How I Quit Smoking

I have been smoke free since summer 1992 by combining AA’s spiritual program and a three day method of taking deep breaths and drinking water.

Nicotine is an interesting drug. Unlike alcohol, it doesn’t impair the mind. It doesn’t give blackouts. Smokers don’t cause accidents while smoking and driving, and are not known to assault their loved ones while they’re enjoying a cigarette. For me, a cigarette provided temporary tranquility and relief from stress, and helped me transition to life’s next moment. But a drug is a drug, and my subconsciousness knew I didn’t need to use a drug as a crutch to move on with life.

man reflection in the mirror

Photo by TOPHEE MARQUEZ on Pexels.com

I became a heavy smoker during my drinking years. Smoking almost two packs on a night out drinking, was not uncommon. By the time I got sober and joined Alcoholics Anonymous (AA) in 1991, I smoked an average of 10 cigarettes a day and sometimes more if I was stressed out.  The heavy coughing in the mornings, the fear of cancer, knowing that smoking is generally bad for the health, my tachycardia supraventricular, and the financial cost, made me want to quit almost every day, even before I quit drinking. Like with alcohol, I didn’t smoke because I wanted to. I smoked because it was an addiction; I had no control over not smoking. I was powerless, and like some people say in AA meetings, this addiction kicked my ass every single time.

The program of AA made me realize that I could overcome any addiction by working AA’s Twelve Spiritual Steps. Nicotine has a very strong physical aspect to it, however. I had tried countless times to quit cold turkey when I woke up in the mornings, but by late afternoons, I usually had picked up a cigarette again. Sometimes I could quit for a couple of days, but I would eventually smoke again. It was so easy to fall into the habit, specially if someone else was smoking around you. Back in the early 90s when I was in college, there were many smokers around me. Smoking was common in most AA meetings too.

I learnt of a three day method to quit, which consisted of quitting cold turkey and, during an urge, breathing in deeply and out completely three times, and then promptly drinking two large glasses of water.

But it wasn’t easy. The cravings during those first three days of being nicotine free were overwhelming and unsettling. In a similar fashion, the Big Book of Alcoholic Anonymous (p.58-59) says alcohol is “cunning, baffling and powerful.” I did notice, however, that the breathing and water vanished the craving away, but I also realized that a strong urge could easily throw me back into smoking because it completely erased any willingness to quit. Nicotine addiction is different from alcohol because my whole body was aching for cigarettes and the feeling of total powerlessness was physical, rather than mental.

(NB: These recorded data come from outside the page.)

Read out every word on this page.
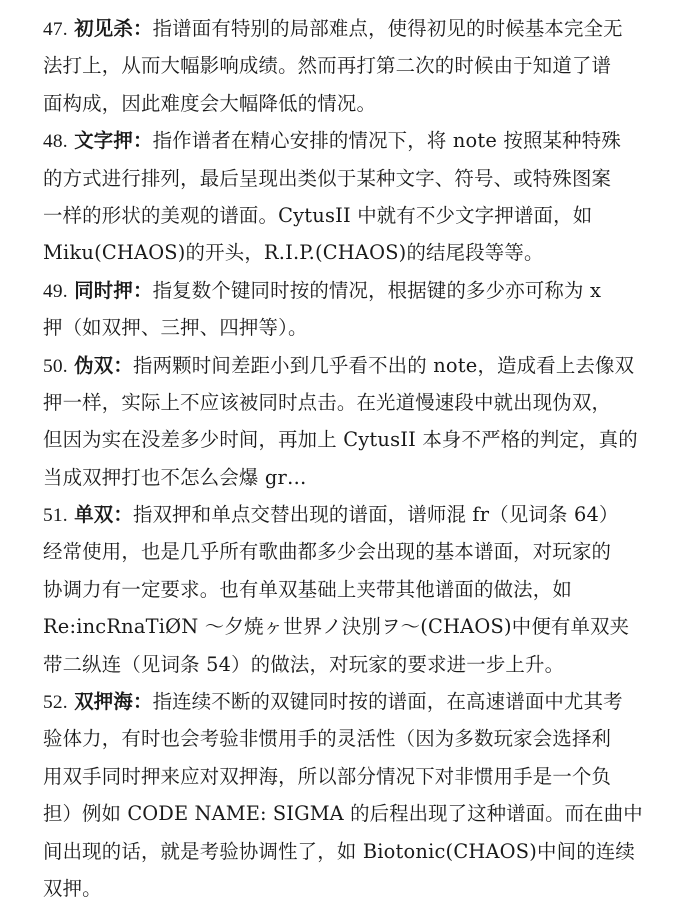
47. 初见杀：指谱面有特别的局部难点，使得初见的时候基本完全无
法打上，从而大幅影响成绩。然而再打第二次的时候由于知道了谱
面构成，因此难度会大幅降低的情况。
48. 文字押：指作谱者在精心安排的情况下，将 note 按照某种特殊
的方式进行排列，最后呈现出类似于某种文字、符号、或特殊图案
一样的形状的美观的谱面。CytusII 中就有不少文字押谱面，如
Miku(CHAOS)的开头，R.I.P.(CHAOS)的结尾段等等。
49. 同时押：指复数个键同时按的情况，根据键的多少亦可称为 x
押（如双押、三押、四押等）。
50. 伪双：指两颗时间差距小到几乎看不出的 note，造成看上去像双
押一样，实际上不应该被同时点击。在光道慢速段中就出现伪双，
但因为实在没差多少时间，再加上 CytusII 本身不严格的判定，真的
当成双押打也不怎么会爆 gr…
51. 单双：指双押和单点交替出现的谱面，谱师混 fr（见词条 64）
经常使用，也是几乎所有歌曲都多少会出现的基本谱面，对玩家的
协调力有一定要求。也有单双基础上夹带其他谱面的做法，如
Re:incRnaTiØN ～夕焼ヶ世界ノ決別ヲ～(CHAOS)中便有单双夹
带二纵连（见词条 54）的做法，对玩家的要求进一步上升。
52. 双押海：指连续不断的双键同时按的谱面，在高速谱面中尤其考
验体力，有时也会考验非惯用手的灵活性（因为多数玩家会选择利
用双手同时押来应对双押海，所以部分情况下对非惯用手是一个负
担）例如 CODE NAME: SIGMA 的后程出现了这种谱面。而在曲中
间出现的话，就是考验协调性了，如 Biotonic(CHAOS)中间的连续
双押。
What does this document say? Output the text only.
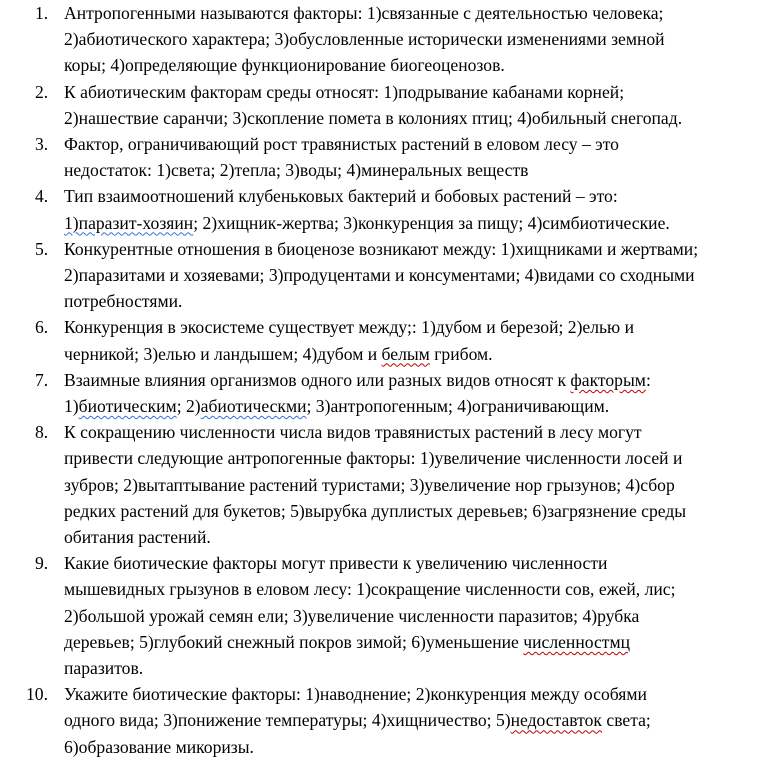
1. Антропогенными называются факторы: 1)связанные с деятельностью человека;
2)абиотического характера; 3)обусловленные исторически изменениями земной
коры; 4)определяющие функционирование биогеоценозов.
2. К абиотическим факторам среды относят: 1)подрывание кабанами корней;
2)нашествие саранчи; 3)скопление помета в колониях птиц; 4)обильный снегопад.
3. Фактор, ограничивающий рост травянистых растений в еловом лесу – это
недостаток: 1)света; 2)тепла; 3)воды; 4)минеральных веществ
4. Тип взаимоотношений клубеньковых бактерий и бобовых растений – это:
1)паразит-хозяин; 2)хищник-жертва; 3)конкуренция за пищу; 4)симбиотические.
5. Конкурентные отношения в биоценозе возникают между: 1)хищниками и жертвами;
2)паразитами и хозяевами; 3)продуцентами и консументами; 4)видами со сходными
потребностями.
6. Конкуренция в экосистеме существует между;: 1)дубом и березой; 2)елью и
черникой; 3)елью и ландышем; 4)дубом и белым грибом.
7. Взаимные влияния организмов одного или разных видов относят к факторым:
1)биотическим; 2)абиотическми; 3)антропогенным; 4)ограничивающим.
8. К сокращению численности числа видов травянистых растений в лесу могут
привести следующие антропогенные факторы: 1)увеличение численности лосей и
зубров; 2)вытаптывание растений туристами; 3)увеличение нор грызунов; 4)сбор
редких растений для букетов; 5)вырубка дуплистых деревьев; 6)загрязнение среды
обитания растений.
9. Какие биотические факторы могут привести к увеличению численности
мышевидных грызунов в еловом лесу: 1)сокращение численности сов, ежей, лис;
2)большой урожай семян ели; 3)увеличение численности паразитов; 4)рубка
деревьев; 5)глубокий снежный покров зимой; 6)уменьшение численностмц
паразитов.
10. Укажите биотические факторы: 1)наводнение; 2)конкуренция между особями
одного вида; 3)понижение температуры; 4)хищничество; 5)недоставток света;
6)образование микоризы.
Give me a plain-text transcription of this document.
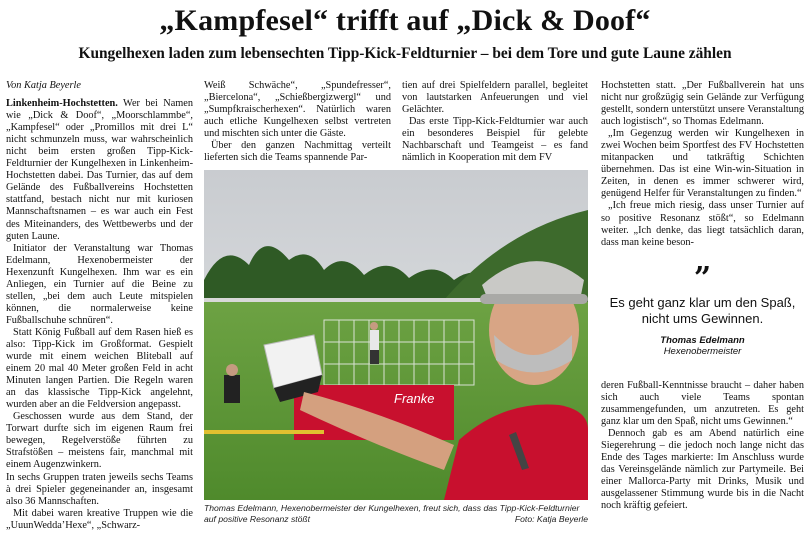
„Kampfesel“ trifft auf „Dick & Doof“
Kungelhexen laden zum lebensechten Tipp-Kick-Feldturnier – bei dem Tore und gute Laune zählen
Von Katja Beyerle

Linkenheim-Hochstetten. Wer bei Namen wie „Dick & Doof“, „Moorschlammbe“, „Kampfesel“ oder „Promillos mit drei L“ nicht schmunzeln muss, war wahrscheinlich nicht beim ersten großen Tipp-Kick-Feldturnier der Kungelhexen in Linkenheim-Hochstetten dabei. Das Turnier, das auf dem Gelände des Fußballvereins Hochstetten stattfand, bestach nicht nur mit kuriosen Mannschaftsnamen – es war auch ein Fest des Miteinanders, des Wettbewerbs und der guten Laune.

Initiator der Veranstaltung war Thomas Edelmann, Hexenobermeister der Hexenzunft Kungelhexen. Ihm war es ein Anliegen, ein Turnier auf die Beine zu stellen, „bei dem auch Leute mitspielen können, die normalerweise keine Fußballschuhe schnüren“.

Statt König Fußball auf dem Rasen hieß es also: Tipp-Kick im Großformat. Gespielt wurde mit einem weichen Bliteball auf einem 20 mal 40 Meter großen Feld in acht Minuten langen Partien. Die Regeln waren an das klassische Tipp-Kick angelehnt, wurden aber an die Feldversion angepasst.

Geschossen wurde aus dem Stand, der Torwart durfte sich im eigenen Raum frei bewegen, Regelverstöße führten zu Strafstößen – meistens fair, manchmal mit einem Augenzwinkern.

In sechs Gruppen traten jeweils sechs Teams à drei Spieler gegeneinander an, insgesamt also 36 Mannschaften.

Mit dabei waren kreative Truppen wie die „UuunWedda’Hexe“, „Schwarz-

Weiß Schwäche“, „Spundefresser“, „Biercelona“, „Schießbergizwergl“ und „Sumpfkraischerhexen“. Natürlich waren auch etliche Kungelhexen selbst vertreten und mischten sich unter die Gäste.

Über den ganzen Nachmittag verteilt lieferten sich die Teams spannende Par-

tien auf drei Spielfeldern parallel, begleitet von lautstarken Anfeuerungen und viel Gelächter.

Das erste Tipp-Kick-Feldturnier war auch ein besonderes Beispiel für gelebte Nachbarschaft und Teamgeist – es fand nämlich in Kooperation mit dem FV

Hochstetten statt. „Der Fußballverein hat uns nicht nur großzügig sein Gelände zur Verfügung gestellt, sondern unterstützt unsere Veranstaltung auch logistisch“, so Thomas Edelmann.

„Im Gegenzug werden wir Kungelhexen in zwei Wochen beim Sportfest des FV Hochstetten mitanpacken und tatkräftig Schichten übernehmen. Das ist eine Win-win-Situation in Zeiten, in denen es immer schwerer wird, genügend Helfer für Veranstaltungen zu finden.“

„Ich freue mich riesig, dass unser Turnier auf so positive Resonanz stößt“, so Edelmann weiter. „Ich denke, das liegt tatsächlich daran, dass man keine beson-

”
Es geht ganz klar um den Spaß, nicht ums Gewinnen.
Thomas Edelmann
Hexenobermeister

deren Fußball-Kenntnisse braucht – daher haben sich auch viele Teams spontan zusammengefunden, um anzutreten. Es geht ganz klar um den Spaß, nicht ums Gewinnen.“

Dennoch gab es am Abend natürlich eine Siegerehrung – die jedoch noch lange nicht das Ende des Tages markierte: Im Anschluss wurde das Vereinsgelände nämlich zur Partymeile. Bei einer Mallorca-Party mit Drinks, Musik und ausgelassener Stimmung wurde bis in die Nacht noch kräftig gefeiert.

Franke
Thomas Edelmann, Hexenobermeister der Kungelhexen, freut sich, dass das Tipp-Kick-Feldturnier auf positive Resonanz stößt	Foto: Katja Beyerle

Before I quit smoking, I had hit a bottom already. It happened during finals that summer. I spent one whole night studying, and as a consequence, smoking heavily. In the morning on the way to the exam, I had a tachycardia episode and ended up in the hospital. Fortunately, it was nothing too serious, just strong stress, and I was released the same day. But this reinforced what I had always known since I started smoking, that I had to stop and should have never started. Let it be clear, however, that no one needs to hit a bottom to quit an addiction.

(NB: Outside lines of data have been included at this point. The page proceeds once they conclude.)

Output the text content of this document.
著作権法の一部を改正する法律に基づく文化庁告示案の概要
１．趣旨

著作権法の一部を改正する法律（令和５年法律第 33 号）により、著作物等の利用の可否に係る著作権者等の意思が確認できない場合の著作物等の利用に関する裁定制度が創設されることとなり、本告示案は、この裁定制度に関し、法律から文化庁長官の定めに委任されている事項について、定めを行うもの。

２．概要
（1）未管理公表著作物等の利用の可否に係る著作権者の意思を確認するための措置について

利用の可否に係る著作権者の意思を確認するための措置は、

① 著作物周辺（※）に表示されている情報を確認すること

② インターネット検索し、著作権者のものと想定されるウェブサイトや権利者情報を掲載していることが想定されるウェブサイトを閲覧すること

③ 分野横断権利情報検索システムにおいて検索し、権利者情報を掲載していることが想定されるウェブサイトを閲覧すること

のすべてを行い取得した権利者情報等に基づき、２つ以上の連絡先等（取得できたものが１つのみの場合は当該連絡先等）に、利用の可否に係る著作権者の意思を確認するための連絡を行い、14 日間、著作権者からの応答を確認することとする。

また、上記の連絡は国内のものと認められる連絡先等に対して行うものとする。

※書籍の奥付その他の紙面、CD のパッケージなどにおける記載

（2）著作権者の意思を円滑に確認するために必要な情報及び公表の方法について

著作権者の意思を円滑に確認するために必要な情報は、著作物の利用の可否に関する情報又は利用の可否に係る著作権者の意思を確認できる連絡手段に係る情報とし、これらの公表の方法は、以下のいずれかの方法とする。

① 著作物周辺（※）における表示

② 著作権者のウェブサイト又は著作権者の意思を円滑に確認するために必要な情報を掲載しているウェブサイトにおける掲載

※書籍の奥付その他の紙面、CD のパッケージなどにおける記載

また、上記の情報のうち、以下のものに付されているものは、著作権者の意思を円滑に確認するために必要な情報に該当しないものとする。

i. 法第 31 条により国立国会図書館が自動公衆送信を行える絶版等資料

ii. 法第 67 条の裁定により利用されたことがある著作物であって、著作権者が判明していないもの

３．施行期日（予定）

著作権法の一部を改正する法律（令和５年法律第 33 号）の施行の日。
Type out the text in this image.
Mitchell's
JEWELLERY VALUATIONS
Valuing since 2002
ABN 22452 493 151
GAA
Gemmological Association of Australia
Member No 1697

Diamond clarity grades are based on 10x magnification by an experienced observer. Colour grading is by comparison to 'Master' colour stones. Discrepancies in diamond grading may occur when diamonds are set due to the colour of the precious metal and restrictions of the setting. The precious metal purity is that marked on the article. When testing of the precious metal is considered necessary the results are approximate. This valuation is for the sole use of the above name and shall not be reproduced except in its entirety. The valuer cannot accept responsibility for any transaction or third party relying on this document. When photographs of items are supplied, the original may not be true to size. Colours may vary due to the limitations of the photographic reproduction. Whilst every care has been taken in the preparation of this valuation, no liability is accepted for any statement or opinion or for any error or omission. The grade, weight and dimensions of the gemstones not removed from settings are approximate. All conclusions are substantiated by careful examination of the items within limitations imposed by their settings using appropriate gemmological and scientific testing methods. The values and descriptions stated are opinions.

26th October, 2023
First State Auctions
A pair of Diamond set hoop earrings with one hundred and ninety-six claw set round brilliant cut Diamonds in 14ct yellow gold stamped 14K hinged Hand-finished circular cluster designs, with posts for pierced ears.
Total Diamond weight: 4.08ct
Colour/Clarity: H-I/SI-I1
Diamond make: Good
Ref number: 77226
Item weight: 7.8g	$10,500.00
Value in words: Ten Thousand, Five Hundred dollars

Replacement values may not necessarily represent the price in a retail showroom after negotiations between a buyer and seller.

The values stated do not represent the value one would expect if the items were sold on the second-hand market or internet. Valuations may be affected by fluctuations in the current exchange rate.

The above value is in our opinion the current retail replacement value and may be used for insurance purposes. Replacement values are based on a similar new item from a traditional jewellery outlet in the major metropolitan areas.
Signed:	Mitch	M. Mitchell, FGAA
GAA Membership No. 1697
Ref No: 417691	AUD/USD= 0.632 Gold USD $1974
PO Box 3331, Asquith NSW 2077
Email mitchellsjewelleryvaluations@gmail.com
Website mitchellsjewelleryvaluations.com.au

But what really made a difference was the praying. On my third nicotine free day, during an unbeatable craving, I experienced an overwhelming moment of complete defeat to cigarettes, and I realized I couldn’t stop myself from smoking again. Luckily by then I was already eight months sober, so I knew that only a Higher Power, or God, if you will, could save me from substance addiction, so I prayed to my Higher Power to save me and keep me from smoking. I think I even went down on my knees.

The powerful physical nicotine cravings didn’t last more than three days and I never again had to pray as hard to my Higher Power to not smoke. 

Back in 1991, when I stopped drinking, my sponsor said sobriety was not my own choice, but rather fifty percent mine, and fifty percent my Higher Power’s, or God’s, whatever you prefer. I think that to be true. I cannot defeat an addiction entirely on my own, I need a Higher Power to help me not relapse.